From brand efforts and viral content

Last Wednesday, Ian made landfall as a Category 4 storm in Florida. The horrific hurricane killed at least 100 people in Florida, and the death toll continues to rise in the aftermath. A historic search and rescue operation is underway, and there have been more than 1,600 confirmed rescues. Today, we’re taking a look at the role the internet played in sharing on-the-ground information and how brands are getting involved in rescue efforts.


As influencers and tourists came under fire for ignoring Hurricane Ian evacuation orders and boasting about it online, Floridians who did not make it out in time and documented their on-the-ground experiences quickly racked up views and followers by the million. One teen who was not able to evacuate in time because his mother had to work late posted a TikTok the day before the hurricane made landfall. “Give me a thousand followers, I’ll go live during the hurricane, bro,” he said in the clip, which now has 3.5 million views. The teen told the New York Times he went from 150 followers to more than 25,000 in just 48 hours. Although it’s easy to deem this sort of fleeting virality as nothing more than an internet trend, citizen journalism has existed for centuries – and TikToks are just the latest form it’s taking.


On Monday, Walgreens, the largest drugstore chain in Florida, announced plans to support storm relief efforts in communities who were impacted by Hurricane Ian with $1 million in donations, with $500,000 going each to the Florida Disaster Fund and the American Red Cross Hurricane Fund. The donations also include aid to impacted regions across Puerto Rico following Hurricane Fiona, which made landfall two weeks ago. Ford similarly donated $1 million to be distributed to a slew of nonprofits that specialize in disaster relief efforts, including American Red Cross, World Central Kitchen, and local food banks. Ford also deployed F-150 PowerBoost Hybrid and F-150 Lightning vehicles for nonprofits to use and power their relief efforts.
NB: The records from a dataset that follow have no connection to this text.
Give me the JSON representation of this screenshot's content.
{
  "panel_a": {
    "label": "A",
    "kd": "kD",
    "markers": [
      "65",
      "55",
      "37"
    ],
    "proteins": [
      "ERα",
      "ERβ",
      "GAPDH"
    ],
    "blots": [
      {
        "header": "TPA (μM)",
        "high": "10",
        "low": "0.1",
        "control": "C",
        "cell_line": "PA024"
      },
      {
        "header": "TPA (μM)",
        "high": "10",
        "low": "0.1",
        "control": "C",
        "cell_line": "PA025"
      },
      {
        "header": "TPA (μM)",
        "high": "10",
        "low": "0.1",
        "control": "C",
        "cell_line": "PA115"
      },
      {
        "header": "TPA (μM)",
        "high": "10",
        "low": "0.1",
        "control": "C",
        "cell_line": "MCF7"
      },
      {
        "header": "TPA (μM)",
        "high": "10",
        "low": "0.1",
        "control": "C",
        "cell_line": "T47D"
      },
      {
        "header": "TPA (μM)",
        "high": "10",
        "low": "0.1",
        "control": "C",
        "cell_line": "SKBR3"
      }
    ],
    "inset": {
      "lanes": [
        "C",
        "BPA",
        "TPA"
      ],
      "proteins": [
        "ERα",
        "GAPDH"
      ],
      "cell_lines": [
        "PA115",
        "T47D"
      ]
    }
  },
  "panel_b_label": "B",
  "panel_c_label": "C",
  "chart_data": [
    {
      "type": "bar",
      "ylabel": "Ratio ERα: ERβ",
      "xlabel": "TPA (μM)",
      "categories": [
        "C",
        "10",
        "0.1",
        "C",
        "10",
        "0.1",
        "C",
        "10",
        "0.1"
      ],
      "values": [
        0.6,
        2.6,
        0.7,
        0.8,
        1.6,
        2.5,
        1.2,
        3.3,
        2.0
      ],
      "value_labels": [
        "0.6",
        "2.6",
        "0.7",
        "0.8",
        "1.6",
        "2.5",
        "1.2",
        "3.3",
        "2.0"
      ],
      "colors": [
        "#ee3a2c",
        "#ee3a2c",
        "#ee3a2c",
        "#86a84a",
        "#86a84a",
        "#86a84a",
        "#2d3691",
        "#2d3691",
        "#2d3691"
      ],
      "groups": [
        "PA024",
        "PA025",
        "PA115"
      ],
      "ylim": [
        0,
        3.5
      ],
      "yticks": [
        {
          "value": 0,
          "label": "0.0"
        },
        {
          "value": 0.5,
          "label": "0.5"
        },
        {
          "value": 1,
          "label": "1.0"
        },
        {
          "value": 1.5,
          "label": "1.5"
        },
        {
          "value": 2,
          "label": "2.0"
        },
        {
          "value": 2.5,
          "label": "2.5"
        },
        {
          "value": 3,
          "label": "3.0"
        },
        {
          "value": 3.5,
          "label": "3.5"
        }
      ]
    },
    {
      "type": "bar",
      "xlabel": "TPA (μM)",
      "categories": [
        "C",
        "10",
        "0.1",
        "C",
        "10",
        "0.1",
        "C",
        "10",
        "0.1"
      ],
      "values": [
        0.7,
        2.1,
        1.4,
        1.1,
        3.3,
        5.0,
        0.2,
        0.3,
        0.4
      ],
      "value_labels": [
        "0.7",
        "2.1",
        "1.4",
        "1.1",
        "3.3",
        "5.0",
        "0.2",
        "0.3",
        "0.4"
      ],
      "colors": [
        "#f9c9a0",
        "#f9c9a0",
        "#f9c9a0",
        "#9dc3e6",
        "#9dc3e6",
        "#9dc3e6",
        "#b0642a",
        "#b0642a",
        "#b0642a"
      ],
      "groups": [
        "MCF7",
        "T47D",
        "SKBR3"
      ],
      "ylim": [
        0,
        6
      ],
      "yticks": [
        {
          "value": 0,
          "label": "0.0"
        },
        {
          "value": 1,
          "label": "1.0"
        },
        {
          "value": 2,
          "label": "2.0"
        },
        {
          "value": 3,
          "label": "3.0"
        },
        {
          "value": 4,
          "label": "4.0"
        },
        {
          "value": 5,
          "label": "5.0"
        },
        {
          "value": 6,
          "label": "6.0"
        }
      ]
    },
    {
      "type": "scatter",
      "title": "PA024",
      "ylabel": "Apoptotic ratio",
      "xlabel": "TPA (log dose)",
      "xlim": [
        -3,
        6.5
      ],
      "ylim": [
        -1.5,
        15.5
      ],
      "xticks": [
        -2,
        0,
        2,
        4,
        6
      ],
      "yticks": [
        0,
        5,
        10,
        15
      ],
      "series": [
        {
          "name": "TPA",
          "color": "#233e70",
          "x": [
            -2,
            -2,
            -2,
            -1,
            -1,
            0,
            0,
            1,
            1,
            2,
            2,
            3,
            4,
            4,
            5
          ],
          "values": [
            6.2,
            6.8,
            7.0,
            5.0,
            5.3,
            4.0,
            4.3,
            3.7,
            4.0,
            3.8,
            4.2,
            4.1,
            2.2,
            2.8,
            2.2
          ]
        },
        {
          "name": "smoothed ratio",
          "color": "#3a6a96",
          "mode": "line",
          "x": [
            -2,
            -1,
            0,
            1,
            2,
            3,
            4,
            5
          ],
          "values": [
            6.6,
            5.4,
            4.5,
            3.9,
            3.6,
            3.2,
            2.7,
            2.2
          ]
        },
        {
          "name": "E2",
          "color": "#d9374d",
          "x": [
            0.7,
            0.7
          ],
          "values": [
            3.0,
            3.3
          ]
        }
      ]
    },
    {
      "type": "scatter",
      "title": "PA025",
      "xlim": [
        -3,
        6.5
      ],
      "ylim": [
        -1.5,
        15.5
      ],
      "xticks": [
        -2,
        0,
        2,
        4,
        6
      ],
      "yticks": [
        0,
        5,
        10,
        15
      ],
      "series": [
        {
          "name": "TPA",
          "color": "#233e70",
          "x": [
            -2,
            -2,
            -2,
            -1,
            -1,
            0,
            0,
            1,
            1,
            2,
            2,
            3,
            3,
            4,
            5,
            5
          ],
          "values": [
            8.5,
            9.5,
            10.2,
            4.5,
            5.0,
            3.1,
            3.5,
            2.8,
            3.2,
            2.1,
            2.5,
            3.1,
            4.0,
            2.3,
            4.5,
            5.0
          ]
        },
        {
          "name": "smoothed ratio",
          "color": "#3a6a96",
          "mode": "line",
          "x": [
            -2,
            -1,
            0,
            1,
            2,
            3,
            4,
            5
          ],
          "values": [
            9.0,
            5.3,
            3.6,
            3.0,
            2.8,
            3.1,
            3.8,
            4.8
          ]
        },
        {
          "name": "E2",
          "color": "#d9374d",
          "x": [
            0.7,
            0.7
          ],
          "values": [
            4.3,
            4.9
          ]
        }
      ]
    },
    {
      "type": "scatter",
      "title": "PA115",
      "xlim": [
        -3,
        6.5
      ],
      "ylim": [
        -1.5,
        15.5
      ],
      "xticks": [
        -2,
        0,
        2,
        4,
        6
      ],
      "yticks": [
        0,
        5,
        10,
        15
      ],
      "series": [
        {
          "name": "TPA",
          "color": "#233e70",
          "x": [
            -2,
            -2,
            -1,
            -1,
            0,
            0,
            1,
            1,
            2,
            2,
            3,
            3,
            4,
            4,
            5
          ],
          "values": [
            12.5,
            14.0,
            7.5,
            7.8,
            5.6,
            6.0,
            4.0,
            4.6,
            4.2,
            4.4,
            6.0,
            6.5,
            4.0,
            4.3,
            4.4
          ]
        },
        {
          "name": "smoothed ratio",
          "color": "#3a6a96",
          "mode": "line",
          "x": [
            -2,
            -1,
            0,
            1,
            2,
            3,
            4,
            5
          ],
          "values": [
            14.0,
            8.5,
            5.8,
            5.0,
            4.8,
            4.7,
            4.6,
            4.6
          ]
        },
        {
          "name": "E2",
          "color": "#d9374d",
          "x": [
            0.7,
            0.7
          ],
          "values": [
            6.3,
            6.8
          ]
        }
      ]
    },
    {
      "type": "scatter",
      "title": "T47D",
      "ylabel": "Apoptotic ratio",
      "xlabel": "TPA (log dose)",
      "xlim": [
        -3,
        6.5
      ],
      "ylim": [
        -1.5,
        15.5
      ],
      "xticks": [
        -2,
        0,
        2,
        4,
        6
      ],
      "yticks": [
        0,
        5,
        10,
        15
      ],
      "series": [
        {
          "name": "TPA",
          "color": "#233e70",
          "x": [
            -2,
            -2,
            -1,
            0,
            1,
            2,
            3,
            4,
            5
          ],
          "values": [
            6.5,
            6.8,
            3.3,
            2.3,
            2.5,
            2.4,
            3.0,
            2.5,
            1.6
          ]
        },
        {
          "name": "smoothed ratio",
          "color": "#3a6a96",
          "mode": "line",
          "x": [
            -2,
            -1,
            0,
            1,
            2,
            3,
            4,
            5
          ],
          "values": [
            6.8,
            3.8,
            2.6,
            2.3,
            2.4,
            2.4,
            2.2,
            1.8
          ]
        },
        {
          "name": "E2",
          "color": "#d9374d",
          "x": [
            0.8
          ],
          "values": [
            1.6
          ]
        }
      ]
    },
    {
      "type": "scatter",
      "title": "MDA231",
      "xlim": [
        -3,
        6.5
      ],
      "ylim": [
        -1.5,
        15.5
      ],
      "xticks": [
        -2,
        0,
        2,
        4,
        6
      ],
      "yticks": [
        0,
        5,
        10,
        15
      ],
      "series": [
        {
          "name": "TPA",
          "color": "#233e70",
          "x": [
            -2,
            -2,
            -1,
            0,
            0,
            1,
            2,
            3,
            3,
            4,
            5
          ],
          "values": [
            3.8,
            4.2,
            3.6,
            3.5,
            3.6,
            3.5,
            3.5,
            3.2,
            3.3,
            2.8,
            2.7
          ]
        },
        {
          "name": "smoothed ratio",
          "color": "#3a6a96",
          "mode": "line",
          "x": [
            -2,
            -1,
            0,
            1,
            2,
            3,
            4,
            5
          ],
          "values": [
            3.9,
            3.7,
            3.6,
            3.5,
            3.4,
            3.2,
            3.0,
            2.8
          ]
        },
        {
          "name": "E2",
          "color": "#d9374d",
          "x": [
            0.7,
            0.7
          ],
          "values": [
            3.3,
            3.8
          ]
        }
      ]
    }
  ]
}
More than half a million Floridians lost their landline telephone, home internet, or cable in the aftermath of the hurricane, and as of yesterday, almost 520,000 people are still without power. SpaceX, the spacecraft manufacturer founded by Elon Musk, has sprung into action by delivering 120 Starlink internet kits to Southwest Florida, giving thousands of people access to the internet and the ability to communicate with loved ones. SpaceX launched a similar effort to provide internet via Starlink dishes in Ukraine, an endeavor Musk says has cost him more than $80 million.